Say what you mean and mean what you say!



Monday, July 18, 2011

Space Shuttle, the Era Ends...Finally!

The long overdue shuttle replacement is alive and well in some designer's head but sadly it is nowhere near the launch pad.  The reasons for this are manifest but I will only take time to cover a few.  The blame for our current lack of domestic manned lift is not the fault of the current President nor his immediate predecessor.  If you want to see the real villain you must go back to the golden era of manned space flight; Apollo!  That's right, I said it, I went there.  Now that I have just made numerous new enemies let's see if I can back my play shall we?

Whereas the Russians had their limited resources in competition with each other, America had NASA to keep our resources aligned in a cooperative effort.  In doing so NASA director James Webb had control over a huge piece of the U.S. economy (estimates range from 6%-20% depending on the definition of control).  Regardless of how you define it NASA became a huge industrial machine.  It was a typical big government program.  It had to be to accomplish the political and scientific goals of landing a man on the moon by the end of 1969 (Kennedy's goal).  Once Kennedy was martyred by assassination, his goal took on an almost religious zeal in America.  I know, I was one of its most dedicated followers.  I was born in Florida in 1961 and grew up in the midst of the space age's "Go Fever".   My father's best friend was an engineer at Kennedy Space Center (the cape).  The moon was the ultimate brass ring.
Little did a trusting America realize that the NASA brass had another not so visible agenda.  Not an evil one by any means but one that dealt with the preservation of the space industry after the accomplishment of NASA's legal mandate.  That hidden agenda was to protect NASA's piece of the taxpayer pie and insure future work for the contractor's.  NASA leadership had made sure to spread the contracts around the country and no congressman wanted lay-offs in his district.  There were of course still layoffs after Apollo ended.   According to an interview with Apollo 17 mission commander Gene Cernan many of the Grumman engineers got their pink slips as soon as Apollo 17 lifted off the pad. 
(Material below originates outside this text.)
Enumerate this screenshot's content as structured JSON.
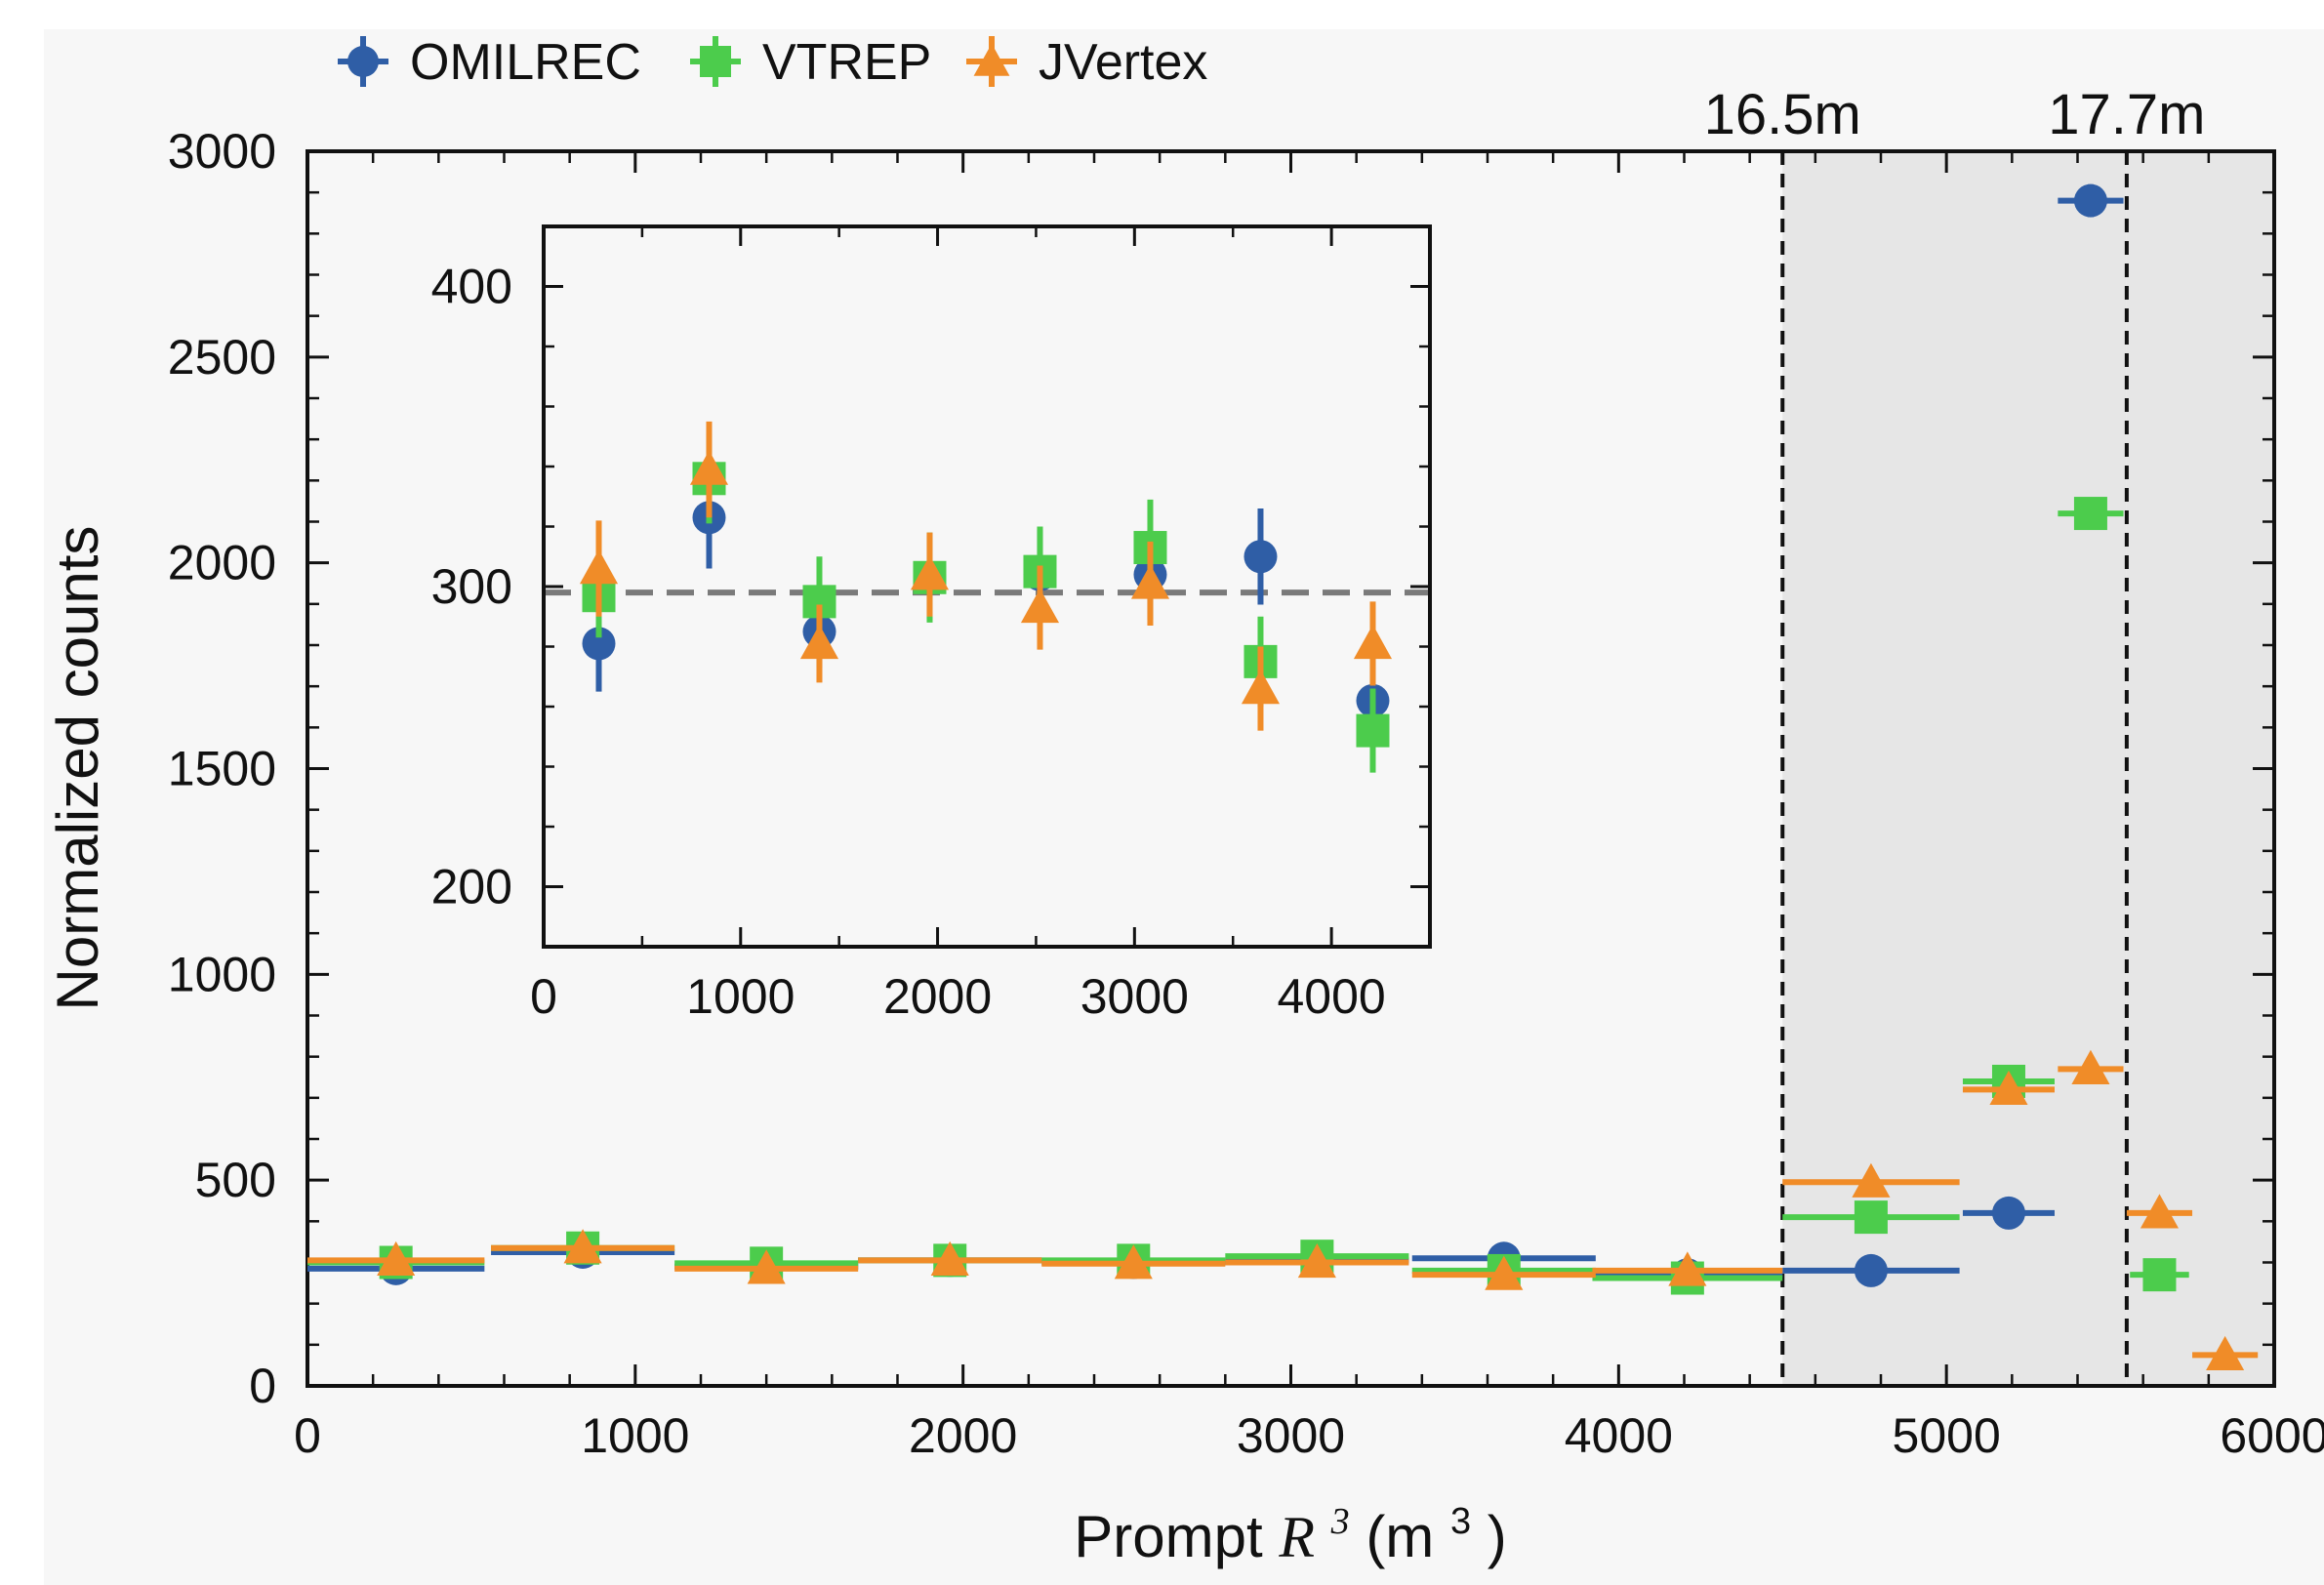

Jerry Pournelle, author of "Lucifer's Hammer", has been a critic of the shuttle program for reasons that go beyond the technical merits or demerits.  He rightly observed that the STS program kept the space industry infrastructure intact at the expense of other programs.  Ironically it did it under the guise of cheaper access to space whereas in reality the STS was anything but cheap.  One example he noted was the absurdity of reusing solid rocket boosters (SRBs) and of building them in sections to begin with.  They were made in sections (which later helped cause the Challenger disaster) because of the need to transport them by rail from Utah (where the manufacturer was located).  They should have been made as a single, solid piece in one of many other states closer to the cape but the political clout of the era kept the contract in Utah. BOOM!

The shuttle engines were reworked Apollo J-2 engines (from the Saturn V second stage). Although they have been upgraded and reworked they are not new technology and did little to advance the state of the art.  Using them did insure that a lot of people kept their jobs though (again, not evil but also not NASA's mandate).  Although there is a sound logic in using what you know works it has the side effect of stifling progress. 
NASA spent the bulk of the space budget keeping the existing platform going at the cost of designing something better.  The Orion project, which should have been simple by comparison, has turned into a $3.9 billion nightmare.  It's original mission of going to the moon on Constellation has been scrapped and many critics consider it too complex for the relatively simple task of being a taxicab to the ISS but it has kept a lot of the space industry employed.....for now.
Meanwhile SpaceX Corp has developed the Dragon, a commercial space vehicle under NASA's much less expensive COTS program (Commercial Orbital Transportation Services).  In 2008, NASA announced the selection of SpaceX’s Falcon 9 launch vehicle and Dragon spacecraft to resupply the International Space Station (ISS). The $1.6 billion contract represents at least of 12 flights (with options on missions for a total contract value of up to $3.1 billion). That is less than the money spent just to get Orion partially built.


To help keep perspective, each shuttle launch was running about $1.6 billion.  Although the Dragon lacks many of the shuttles capabilities the cost saving and technological advancements it represents are proof positive that we are finally past the Shuttle era and on a truly commercially viable future in space.